“Preference partner” instead of China: Scholz establishes raw material partnerships in Chile

“desired partner” instead of China
Scholz establishes raw material partnerships in Chile

During his visit to Chile, Chancellor Scholz is also trying to organize alternatives to the raw material supplier China. Specifically, Germany wants to help with the refining of lithium, but there are also plans to build a more sustainable copper industry.

Chancellor Olaf Scholz has promised Chile help in processing its lithium deposits. “In the global competition of the 21st century, it is not enough to simply transport raw materials – without considering the environment, without reasonable working conditions, without adding value locally,” said Scholz, according to the speech transcript at the German-Chilean Economic Forum in Santiago de Chile.

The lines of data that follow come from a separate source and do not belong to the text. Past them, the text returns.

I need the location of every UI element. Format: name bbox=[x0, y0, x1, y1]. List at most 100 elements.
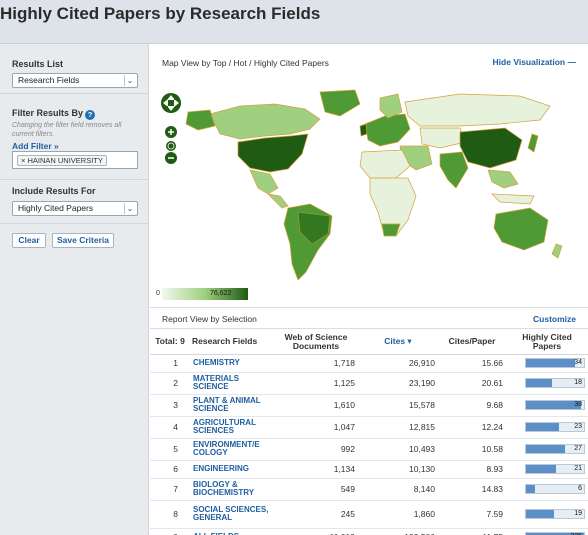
table-row[interactable]: 6 ENGINEERING 1,134 10,130 8.93 21 bbox=[150, 460, 588, 479]
report-table-wrap: Total: 9 Research Fields Web of Science … bbox=[150, 330, 588, 535]
chevron-down-icon: ⌄ bbox=[124, 203, 135, 214]
cites-per-paper-cell: 15.66 bbox=[438, 354, 506, 373]
col-cites-per-paper[interactable]: Cites/Paper bbox=[438, 330, 506, 355]
hcp-bar[interactable]: 23 bbox=[525, 422, 585, 432]
map-country-japan bbox=[527, 133, 539, 153]
customize-link[interactable]: Customize bbox=[533, 314, 576, 324]
rank-cell: 7 bbox=[150, 478, 190, 501]
report-bar: Report View by Selection Customize bbox=[150, 309, 588, 329]
research-field-link[interactable]: AGRICULTURAL SCIENCES bbox=[190, 416, 274, 439]
table-row[interactable]: 0ALL FIELDS11,019129,50611.75225 bbox=[150, 528, 588, 535]
map-country-central-america bbox=[266, 193, 289, 209]
wos-documents-cell: 1,134 bbox=[274, 460, 358, 479]
hcp-bar-value: 34 bbox=[574, 359, 582, 366]
hide-visualization-link[interactable]: Hide Visualization — bbox=[493, 57, 576, 67]
map-zoom-controls[interactable] bbox=[160, 92, 182, 164]
map-country-russia bbox=[404, 93, 551, 127]
hcp-bar-value: 27 bbox=[574, 445, 582, 452]
map-country-central-asia bbox=[419, 127, 467, 149]
col-cites[interactable]: Cites ▾ bbox=[358, 330, 438, 355]
research-field-link[interactable]: ENGINEERING bbox=[190, 460, 274, 479]
results-list-select[interactable]: Research Fields ⌄ bbox=[12, 73, 138, 88]
world-map[interactable] bbox=[170, 84, 570, 284]
page-header: Highly Cited Papers by Research Fields bbox=[0, 0, 588, 44]
sidebar: Results List Research Fields ⌄ Filter Re… bbox=[0, 44, 149, 535]
table-row[interactable]: 1 CHEMISTRY 1,718 26,910 15.66 34 bbox=[150, 354, 588, 373]
hcp-bar-fill bbox=[526, 401, 582, 409]
map-country-alaska bbox=[185, 109, 216, 131]
wos-documents-cell: 1,047 bbox=[274, 416, 358, 439]
col-research-fields[interactable]: Research Fields bbox=[190, 330, 274, 355]
highly-cited-cell: 6 bbox=[506, 478, 588, 501]
results-list-label: Results List bbox=[12, 59, 64, 69]
add-filter-link[interactable]: Add Filter » bbox=[12, 141, 59, 151]
map-country-india bbox=[439, 151, 469, 189]
table-row[interactable]: 4 AGRICULTURAL SCIENCES 1,047 12,815 12.24 23 bbox=[150, 416, 588, 439]
table-row[interactable]: 8 SOCIAL SCIENCES, GENERAL 245 1,860 7.59 19 bbox=[150, 500, 588, 529]
cites-cell: 12,815 bbox=[358, 416, 438, 439]
report-table-body: 1 CHEMISTRY 1,718 26,910 15.66 34 2 MATERIALS S… bbox=[150, 354, 588, 535]
table-row[interactable]: 2 MATERIALS SCIENCE 1,125 23,190 20.61 18 bbox=[150, 372, 588, 395]
hcp-bar[interactable]: 34 bbox=[525, 358, 585, 368]
cites-per-paper-cell: 10.58 bbox=[438, 438, 506, 461]
clear-button[interactable]: Clear bbox=[12, 233, 46, 248]
hcp-bar[interactable]: 38 bbox=[525, 400, 585, 410]
filter-label: Filter Results By? bbox=[12, 108, 96, 120]
wos-documents-cell: 1,125 bbox=[274, 372, 358, 395]
highly-cited-cell: 27 bbox=[506, 438, 588, 461]
cites-cell: 26,910 bbox=[358, 354, 438, 373]
hcp-bar[interactable]: 19 bbox=[525, 509, 585, 519]
filter-label-text: Filter Results By bbox=[12, 108, 84, 118]
research-field-link[interactable]: ALL FIELDS bbox=[190, 528, 274, 535]
include-label: Include Results For bbox=[12, 186, 96, 196]
map-panel: Map View by Top / Hot / Highly Cited Pap… bbox=[150, 44, 588, 308]
hcp-bar[interactable]: 27 bbox=[525, 444, 585, 454]
cites-cell: 15,578 bbox=[358, 394, 438, 417]
cites-cell: 10,493 bbox=[358, 438, 438, 461]
report-table: Total: 9 Research Fields Web of Science … bbox=[150, 330, 588, 535]
col-highly-cited[interactable]: Highly Cited Papers bbox=[506, 330, 588, 355]
hcp-bar-fill bbox=[526, 485, 535, 493]
cites-per-paper-cell: 9.68 bbox=[438, 394, 506, 417]
include-section: Include Results For Highly Cited Papers … bbox=[0, 180, 149, 224]
wos-documents-cell: 11,019 bbox=[274, 528, 358, 535]
research-field-link[interactable]: PLANT & ANIMAL SCIENCE bbox=[190, 394, 274, 417]
highly-cited-cell: 225 bbox=[506, 528, 588, 535]
map-country-australia bbox=[493, 207, 549, 251]
research-field-link[interactable]: ENVIRONMENT/E COLOGY bbox=[190, 438, 274, 461]
wos-documents-cell: 549 bbox=[274, 478, 358, 501]
wos-documents-cell: 245 bbox=[274, 500, 358, 529]
research-field-link[interactable]: SOCIAL SCIENCES, GENERAL bbox=[190, 500, 274, 529]
wos-documents-cell: 992 bbox=[274, 438, 358, 461]
globe-icon bbox=[166, 141, 176, 151]
map-country-southeast-asia bbox=[487, 169, 519, 189]
hcp-bar-fill bbox=[526, 423, 560, 431]
col-wos-documents[interactable]: Web of Science Documents bbox=[274, 330, 358, 355]
research-field-link[interactable]: MATERIALS SCIENCE bbox=[190, 372, 274, 395]
hcp-bar[interactable]: 6 bbox=[525, 484, 585, 494]
research-field-link[interactable]: BIOLOGY & BIOCHEMISTRY bbox=[190, 478, 274, 501]
table-row[interactable]: 3 PLANT & ANIMAL SCIENCE 1,610 15,578 9.68 38 bbox=[150, 394, 588, 417]
filter-note: Changing the filter field removes all cu… bbox=[12, 122, 122, 138]
hcp-bar-fill bbox=[526, 445, 566, 453]
rank-cell: 0 bbox=[150, 528, 190, 535]
cites-cell: 1,860 bbox=[358, 500, 438, 529]
table-row[interactable]: 5 ENVIRONMENT/E COLOGY 992 10,493 10.58 27 bbox=[150, 438, 588, 461]
filter-chip[interactable]: × HAINAN UNIVERSITY bbox=[17, 155, 107, 166]
include-select[interactable]: Highly Cited Papers ⌄ bbox=[12, 201, 138, 216]
hcp-bar[interactable]: 18 bbox=[525, 378, 585, 388]
highly-cited-cell: 23 bbox=[506, 416, 588, 439]
hcp-bar-value: 38 bbox=[574, 401, 582, 408]
save-criteria-button[interactable]: Save Criteria bbox=[52, 233, 114, 248]
report-title: Report View by Selection bbox=[162, 314, 257, 324]
cites-cell: 10,130 bbox=[358, 460, 438, 479]
research-field-link[interactable]: CHEMISTRY bbox=[190, 354, 274, 373]
table-row[interactable]: 7 BIOLOGY & BIOCHEMISTRY 549 8,140 14.83 6 bbox=[150, 478, 588, 501]
cites-cell: 8,140 bbox=[358, 478, 438, 501]
help-icon[interactable]: ? bbox=[85, 110, 96, 120]
cites-per-paper-cell: 20.61 bbox=[438, 372, 506, 395]
hcp-bar[interactable]: 21 bbox=[525, 464, 585, 474]
highly-cited-cell: 21 bbox=[506, 460, 588, 479]
include-value: Highly Cited Papers bbox=[18, 203, 94, 213]
rank-cell: 1 bbox=[150, 354, 190, 373]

The main aim is to refine the light metal, which is important for high-tech products, in Chile as well. The background is that China has so far imported the raw material lithium on a large scale from all over the world and then exported it again as a refined product. Scholz referred to the necessary environmental and human rights standards, sustainable mining and German help in training specialists. “Because that’s the prerequisite for the fact that raw materials can not only be mined here in Chile, but also processed,” he emphasized.

Both governments renewed the raw materials partnership. The supply of lithium, which is needed for batteries, for example, or copper, was also a topic of his previous visit to Argentina. “Germany and Europe are very interested in diversifying our supply relationships,” stressed the Chancellor, referring to dependencies on China. Chile is a “desirable partner” for Germany.

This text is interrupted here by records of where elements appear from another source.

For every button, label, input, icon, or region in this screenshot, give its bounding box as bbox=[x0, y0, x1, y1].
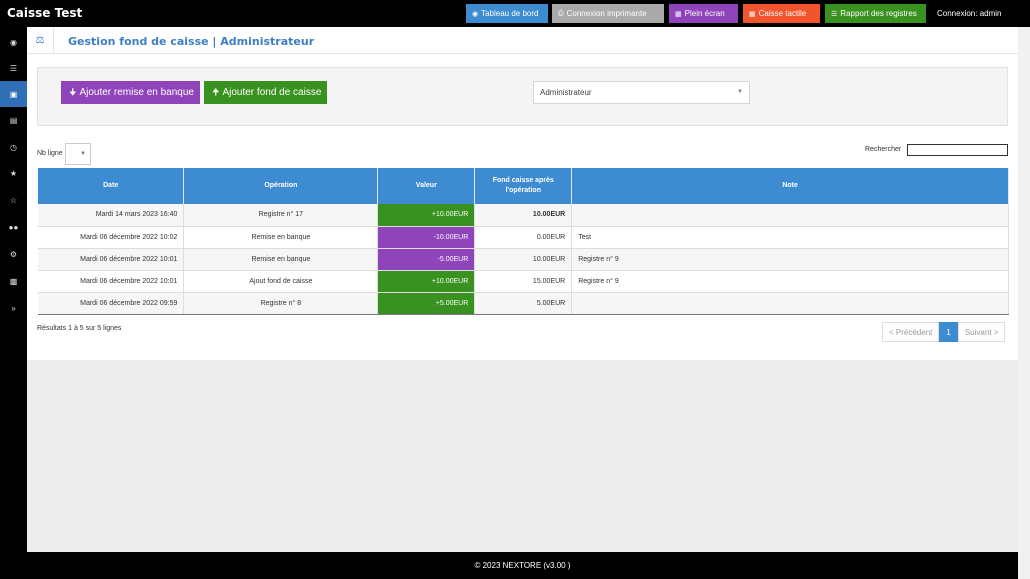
document-icon[interactable]: ▤ bbox=[0, 107, 27, 133]
table-row[interactable]: Mardi 14 mars 2023 16:40 Registre n° 17 … bbox=[38, 204, 1009, 227]
print-icon: ⎙ bbox=[558, 9, 564, 17]
arrow-down-icon: 🠋 bbox=[69, 86, 77, 97]
rows-per-page-label: Nb ligne bbox=[37, 150, 63, 157]
add-cash-fund-label: Ajouter fond de caisse bbox=[222, 87, 322, 98]
star-icon[interactable]: ★ bbox=[0, 160, 27, 186]
user-select[interactable]: Administrateur ▼ bbox=[533, 81, 750, 104]
star-outline-icon[interactable]: ☆ bbox=[0, 187, 27, 213]
cart-icon[interactable]: ▣ bbox=[0, 81, 27, 107]
cell-operation: Remise en banque bbox=[183, 226, 379, 249]
chevron-down-icon: ▼ bbox=[80, 151, 86, 157]
actions-panel: 🠋 Ajouter remise en banque 🠉 Ajouter fon… bbox=[37, 67, 1008, 126]
cell-fund-after: 10.00EUR bbox=[474, 248, 573, 271]
cell-fund-after: 10.00EUR bbox=[474, 204, 573, 227]
cell-note: Test bbox=[571, 226, 1009, 249]
printer-connect-label: Connexion imprimante bbox=[566, 9, 647, 18]
page-header: ⚖ Gestion fond de caisse | Administrateu… bbox=[27, 27, 1018, 54]
cell-note: Registre n° 9 bbox=[571, 248, 1009, 271]
cell-value: +10.00EUR bbox=[377, 270, 476, 293]
register-report-button[interactable]: ☰ Rapport des registres bbox=[825, 4, 926, 23]
cell-note bbox=[571, 204, 1009, 227]
list-icon: ☰ bbox=[831, 10, 838, 18]
cell-date: Mardi 06 décembre 2022 10:01 bbox=[38, 270, 185, 293]
users-icon[interactable]: ●● bbox=[0, 214, 27, 240]
dashboard-button[interactable]: ◉ Tableau de bord bbox=[466, 4, 548, 23]
expand-icon[interactable]: » bbox=[0, 295, 27, 321]
footer-copyright: © 2023 NEXTORE (v3.00 ) bbox=[474, 561, 571, 570]
cell-operation: Registre n° 17 bbox=[183, 204, 379, 227]
cell-value: +10.00EUR bbox=[377, 204, 476, 227]
results-summary: Résultats 1 à 5 sur 5 lignes bbox=[37, 325, 122, 332]
rows-per-page-select[interactable]: ▼ bbox=[65, 143, 91, 165]
grid-icon: ▦ bbox=[675, 10, 682, 18]
cell-value: +5.00EUR bbox=[377, 292, 476, 315]
cash-fund-table: Date Opération Valeur Fond caisse après … bbox=[38, 168, 1009, 315]
cell-note bbox=[571, 292, 1009, 315]
brand-title[interactable]: Caisse Test bbox=[7, 6, 82, 20]
table-row[interactable]: Mardi 06 décembre 2022 10:01 Remise en b… bbox=[38, 248, 1009, 271]
chevron-down-icon: ▼ bbox=[737, 89, 743, 95]
clock-icon[interactable]: ◷ bbox=[0, 134, 27, 160]
dashboard-icon: ◉ bbox=[472, 10, 479, 18]
column-header-note[interactable]: Note bbox=[571, 168, 1009, 204]
column-header-fund-after[interactable]: Fond caisse après l'opération bbox=[474, 168, 573, 204]
fullscreen-label: Plein écran bbox=[684, 9, 725, 18]
column-header-date[interactable]: Date bbox=[38, 168, 185, 204]
add-cash-fund-button[interactable]: 🠉 Ajouter fond de caisse bbox=[204, 81, 327, 104]
fullscreen-button[interactable]: ▦ Plein écran bbox=[669, 4, 738, 23]
cell-operation: Registre n° 8 bbox=[183, 292, 379, 315]
cell-value: -10.00EUR bbox=[377, 226, 476, 249]
search-input[interactable] bbox=[907, 144, 1008, 156]
touch-register-label: Caisse tactile bbox=[758, 9, 807, 18]
pagination: < Précédent 1 Suivant > bbox=[882, 322, 1006, 342]
cell-note: Registre n° 9 bbox=[571, 270, 1009, 293]
cell-date: Mardi 06 décembre 2022 10:01 bbox=[38, 248, 185, 271]
cell-date: Mardi 06 décembre 2022 09:59 bbox=[38, 292, 185, 315]
top-navbar: Caisse Test ◉ Tableau de bord ⎙ Connexio… bbox=[0, 0, 1030, 27]
add-bank-deposit-label: Ajouter remise en banque bbox=[79, 87, 194, 98]
column-header-value[interactable]: Valeur bbox=[377, 168, 476, 204]
connection-status[interactable]: Connexion: admin bbox=[937, 9, 1001, 18]
cell-operation: Ajout fond de caisse bbox=[183, 270, 379, 293]
cell-operation: Remise en banque bbox=[183, 248, 379, 271]
pagination-previous[interactable]: < Précédent bbox=[882, 322, 940, 342]
dashboard-button-label: Tableau de bord bbox=[481, 9, 539, 18]
cell-value: -5.00EUR bbox=[377, 248, 476, 271]
pagination-next[interactable]: Suivant > bbox=[957, 322, 1006, 342]
gear-icon[interactable]: ⚙ bbox=[0, 241, 27, 267]
table-row[interactable]: Mardi 06 décembre 2022 09:59 Registre n°… bbox=[38, 292, 1009, 315]
dashboard-icon[interactable]: ◉ bbox=[0, 29, 27, 55]
cell-fund-after: 15.00EUR bbox=[474, 270, 573, 293]
register-report-label: Rapport des registres bbox=[840, 9, 917, 18]
cell-fund-after: 0.00EUR bbox=[474, 226, 573, 249]
touch-register-button[interactable]: ▦ Caisse tactile bbox=[743, 4, 820, 23]
page-scrollbar[interactable] bbox=[1018, 27, 1030, 579]
scale-icon: ⚖ bbox=[27, 27, 54, 54]
table-row[interactable]: Mardi 06 décembre 2022 10:02 Remise en b… bbox=[38, 226, 1009, 249]
user-select-value: Administrateur bbox=[540, 88, 592, 97]
table-row[interactable]: Mardi 06 décembre 2022 10:01 Ajout fond … bbox=[38, 270, 1009, 293]
page-title: Gestion fond de caisse | Administrateur bbox=[68, 35, 315, 48]
chart-icon[interactable]: ▩ bbox=[0, 268, 27, 294]
list-icon[interactable]: ☰ bbox=[0, 55, 27, 81]
footer: © 2023 NEXTORE (v3.00 ) bbox=[27, 552, 1018, 579]
arrow-up-icon: 🠉 bbox=[212, 86, 220, 97]
grid-icon: ▦ bbox=[749, 10, 756, 18]
printer-connect-button[interactable]: ⎙ Connexion imprimante bbox=[552, 4, 664, 23]
search-label: Rechercher bbox=[865, 146, 902, 153]
cell-date: Mardi 06 décembre 2022 10:02 bbox=[38, 226, 185, 249]
add-bank-deposit-button[interactable]: 🠋 Ajouter remise en banque bbox=[61, 81, 200, 104]
column-header-operation[interactable]: Opération bbox=[183, 168, 379, 204]
cell-date: Mardi 14 mars 2023 16:40 bbox=[38, 204, 185, 227]
sidebar: ◉ ☰ ▣ ▤ ◷ ★ ☆ ●● ⚙ ▩ » bbox=[0, 27, 27, 579]
pagination-page-1[interactable]: 1 bbox=[939, 322, 958, 342]
main-content: ⚖ Gestion fond de caisse | Administrateu… bbox=[27, 27, 1018, 360]
cell-fund-after: 5.00EUR bbox=[474, 292, 573, 315]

It became more concrete when the German metals and copper group Aurubis and Chile’s state-controlled mining group Codelco signed a joint declaration of intent to build a more sustainable and responsible copper industry. Aurubis CEO Roland Harings said: “The world needs metals like copper to achieve the climate targets and to further develop the industry.” In the foreseeable future, primary materials would also be needed for this in order to cover the constantly increasing global demand for copper.

Germany participates in the memorial

In addition to economic appointments, Scholz’s visit to Chile was also about commemorating the victims of the former Colonia Dignidad sect. Scholz and Chile’s President Gabriel Boric spoke out in favor of creating a memorial. The idea of ​​erecting a memorial on the site almost 400 kilometers south of the Chilean capital “has the support of our government and we will participate accordingly,” said Scholz.

The Colonia Dignidad had developed into a place of horror from 1961 years. At that time, the lay preacher Paul Schäfer had moved from Germany to Chile with his followers and founded the “Colony of Dignity” at the foot of the Andes. For decades he let the cult members work there without pay, tore families apart and abused children. During the military dictatorship under General Augusto Pinochet, opponents of the regime were tortured and murdered on the 17,000-hectare site.

At the request of the head of state, the chancellor’s visit to Chile began with a joint tour of the “Museum of Remembrance and Human Rights”, which commemorates the military dictatorship under Pinochet. After their conversation, the two then visited the “White Salon” in the presidential palace, where the socialist President Salvador Allende committed suicide on September 11, 1973, when the putschists stormed the palace.